Grand Kallé & L’African Jazz – Indépendance Cha-Cha (1960)

La fameuse chanson du Grand Kallé & l’African Jazz est certainement le premier hit (pan)africain de l’histoire. Interprétée pour la première fois le 20 janvier 1960 à Bruxelles, pour l’ouverture de la fameuse conférence de la Table ronde (négociations entre les autorités belges et les délégués congolais portant sur l’accession du Congo belge à l’indépendance), la chanson allait non seulement devenir l’hymne de l’indépendance congolaise (30 juin 1960), mais au-delà, de celle des autres pays d’Afrique francophones qui survint au cours des semaines suivantes. La puissance de la radio congolaise, déjà écoutée jusqu’au Mali en ondes courtes, allait participer de ce succès.

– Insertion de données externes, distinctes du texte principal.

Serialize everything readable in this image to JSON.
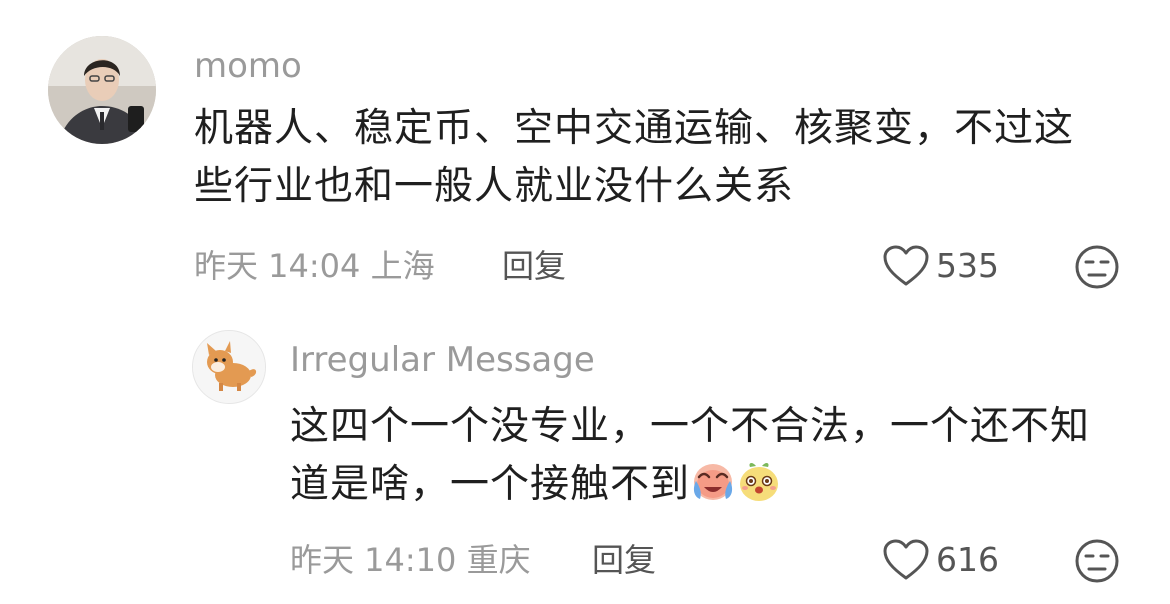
{
  "comments": [
    {
      "username": "momo",
      "text_line1": "机器人、稳定币、空中交通运输、核聚变，不过这",
      "text_line2": "些行业也和一般人就业没什么关系",
      "time": "昨天 14:04",
      "location": "上海",
      "reply_label": "回复",
      "likes": "535"
    },
    {
      "username": "Irregular Message",
      "text_line1": "这四个一个没专业，一个不合法，一个还不知",
      "text_line2": "道是啥，一个接触不到",
      "time": "昨天 14:10",
      "location": "重庆",
      "reply_label": "回复",
      "likes": "616",
      "emojis": [
        "crying-laughing-face",
        "surprised-pear-face"
      ]
    }
  ],
  "colors": {
    "username": "#9a9a9a",
    "text": "#1f1f1f",
    "meta": "#9a9a9a",
    "action": "#555555"
  }
}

Indéndance Cha-Cha nous y sommes arrivés
Nous voici enfin libres
À la table ronde, nous avons gagné
Vive l’indépendance, nous y sommes arrivés

Et la chanson de citer les principales formations politiques et les leaders congolais présents lors de l’événement. Toute cette histoire est racontée dans l’émouvant témoignage de Pierre Yantoula, dit « Petit Pierre », batteur de l’African Jazz et d’Armand Mwango dit Brazzos, contrebassiste disparu l’an dernier à l’âge de 85 ans. Ils étaient tous deux réunis dans ce film d’Alan Brain.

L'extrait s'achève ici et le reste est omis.